= Arlene Reckson =

American former music executive

Arlene Rae Reckson (born April 1947) is an American former Music Executive. She managed Record Plant Recording Studios East, from 1969 to 1973.

Reckson worked for John Lennon and Yoko Ono as a personal assistant and production coordinator including during the period known as the "Lost Weekend" and is featured on the inside sleeve of the Imagine album (1971). She later became the first female National Director of Artists & Repertoire for the British Label ATV/Pye Records in 1976.

== Early years ==
Reckson was born in Manhattan, New York to first-generation Russian-Jewish immigrants. She lived with her parents and brother on the Lower East Side until moving to the Bronx as a child where she graduated from Taft High School at the age of 17. Following, she pursued a degree from New York's Fashion Institute of Technology and earned a "Special Recommendation" in the Mademoiselle Magazine College Board Guest Editor competition in 1966.

== Career ==
Reckson began her creative career working as a fashion designer for Italian and American brands, including La Piuma, and private labels for Neiman Marcus and Macy's.

=== 1969-1983: music career ===
In 1969, Reckson transitioned to a career in music production taking a nighttime receptionist role at Record Plant Recording Studios East, where she worked until 1973 and ultimately became Studio Manager. Notable credits she obtained include "Imagine", "Happy Xmas (War Is Over)", and The Raspberries.

In 1973, Reckson left Record Plant and worked as Personal Assistant to Lennon and Ono in both Los Angeles and New York City.

Reckson went on to work in the Artists and Repertoire (A&R) division at Polydor Records, and from 1974 to 1977 worked in the American division of the British record company ATV/Pye Records where Reckson was named the first woman National Director of Artists & Repertoire for the British Label's American division. At Pye Records, Reckson compiled multiple British histories of rock compilation LPs. She also arranged the U.S. mastering of Carl Douglas’ hit, "Kung Fu Fighting" in 1974, which was leased the single to 20th Century Records label for the U.S. release.

In the early 1980s, Reckson was Studio Manager at the New York branch of Power Station Studios where notably, her assistant engineer was John Bongiovi.
According to an article in The East Hampton Star, Reckson coined the phrase "Punk Rock" which was used after a visit to Power Station from then Rolling Stone rock journalist, Ben Fong Torres in 1973, after meeting Reckson and interviewing music band, The New York Dolls. Torres reportedly asked Reckson, "What do you think of them?" and she answered, "Kind of like punk rock," to which he responded, "Can I use that?"

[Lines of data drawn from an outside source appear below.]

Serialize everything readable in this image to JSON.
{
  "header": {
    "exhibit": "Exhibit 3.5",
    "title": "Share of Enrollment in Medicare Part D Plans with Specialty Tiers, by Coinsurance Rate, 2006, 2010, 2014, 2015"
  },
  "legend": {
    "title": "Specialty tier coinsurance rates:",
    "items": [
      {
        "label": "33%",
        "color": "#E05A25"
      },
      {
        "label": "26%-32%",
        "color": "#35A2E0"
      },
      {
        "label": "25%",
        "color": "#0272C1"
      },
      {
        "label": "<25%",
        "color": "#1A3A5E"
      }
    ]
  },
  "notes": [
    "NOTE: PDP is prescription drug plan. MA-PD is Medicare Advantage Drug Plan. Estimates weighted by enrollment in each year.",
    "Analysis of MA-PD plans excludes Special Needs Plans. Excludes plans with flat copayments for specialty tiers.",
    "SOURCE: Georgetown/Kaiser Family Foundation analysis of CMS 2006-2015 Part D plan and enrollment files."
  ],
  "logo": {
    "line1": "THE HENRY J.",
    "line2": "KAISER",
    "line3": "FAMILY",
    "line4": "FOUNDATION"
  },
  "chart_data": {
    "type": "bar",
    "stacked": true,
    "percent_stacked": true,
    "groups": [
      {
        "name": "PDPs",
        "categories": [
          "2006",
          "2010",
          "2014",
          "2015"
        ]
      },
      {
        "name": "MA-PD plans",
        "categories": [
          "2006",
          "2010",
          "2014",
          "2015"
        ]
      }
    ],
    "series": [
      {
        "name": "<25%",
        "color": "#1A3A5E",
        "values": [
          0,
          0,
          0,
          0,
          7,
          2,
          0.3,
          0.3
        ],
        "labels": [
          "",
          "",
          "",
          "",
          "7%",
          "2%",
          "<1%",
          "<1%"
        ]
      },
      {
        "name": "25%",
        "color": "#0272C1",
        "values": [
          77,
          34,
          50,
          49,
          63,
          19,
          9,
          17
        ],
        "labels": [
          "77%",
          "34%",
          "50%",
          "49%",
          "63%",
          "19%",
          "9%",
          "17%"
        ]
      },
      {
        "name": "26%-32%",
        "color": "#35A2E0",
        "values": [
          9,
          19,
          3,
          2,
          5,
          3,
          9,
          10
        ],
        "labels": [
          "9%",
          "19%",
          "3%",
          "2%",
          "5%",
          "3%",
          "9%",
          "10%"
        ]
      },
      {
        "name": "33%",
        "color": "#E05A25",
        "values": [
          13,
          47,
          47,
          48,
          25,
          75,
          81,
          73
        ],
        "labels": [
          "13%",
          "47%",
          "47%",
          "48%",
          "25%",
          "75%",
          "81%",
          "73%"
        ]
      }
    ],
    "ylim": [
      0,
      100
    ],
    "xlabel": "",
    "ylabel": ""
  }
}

=== 1993-present: real estate ===
In the 1990s, Reckson launched into a career in residential real estate in The Hamptons, New York where she currently is a Broker with The Corcoran Group.

=== "Imagine" ===
On Sunday, July 4, 1971, Lennon and Ono arrived at Record Plant Studios looking to record a string section overdub of "Imagine." Reckson is credited with "this and that" on the inside sleeve of the Imagine (1971) album.
According to the book Imagine John Yoko by Lennon and Ono (2018), Reckson recalled, "When they finished mixing ‘Imagine,’ they invited me to come into the control room — to listen to ‘Imagine’ as an album for the first time — with John and Yoko. There was only a handful of us ... It's my favorite moment of my life."

=== "Happy Xmas (War is Over)" ===
The night before the recording session of The Plastic Ono Band's "Happy Xmas (War is Over)," (1971) Record Plant studio manager, Reckson received a request to bring in a children's choir. Upon the recommendation of reaching out to a church choir in Harlem, the first church she contacted agreed. After requesting a limousine to impress the vicar, she reached an agreement for the choir's participation and picked the kids up in a school bus the following day. Each child's parent signed a release, Reckson provided the entire choir with Happy Meals and Lennon and Ono donated $500 to the church.

Reckson's photo was included in the album's inner sleeve which featured a circle of headshots of those contributing to the album.

=== The Pye History books ===
During her tenure at Pye Records, Reckson produced multiple British histories of rock compilation LPs, including The Pye History Of British Pop Music: Best Of The British Invasion, The Kinks - The Pye History of British Pop Music, The Searchers - The Pye History of British Pop, and Donovan - The Pye History of British Pop Music.

=== "Kung Fu Fighting" ===
Reckson arranged the U.S. mastering of "Kung Fu Fighting" for Pye Records in 1974, which was leased the single to 20th Century Records label for the U.S. release, the first such single for 20th Century Records. The single went on to sell 11 million records worldwide.

== Personal life ==
While working as Personal Assistant to Lennon and Ono, Reckson developed friendships with May Pang and Cynthia Lennon

In 1975, Reckson married and divorced Joel H. Cohen. In 1986, Reckson married and divorced Stuart D. Arkin –– together they have one daughter, Dakota Arkin.

Reckson resides in Amagansett, New York.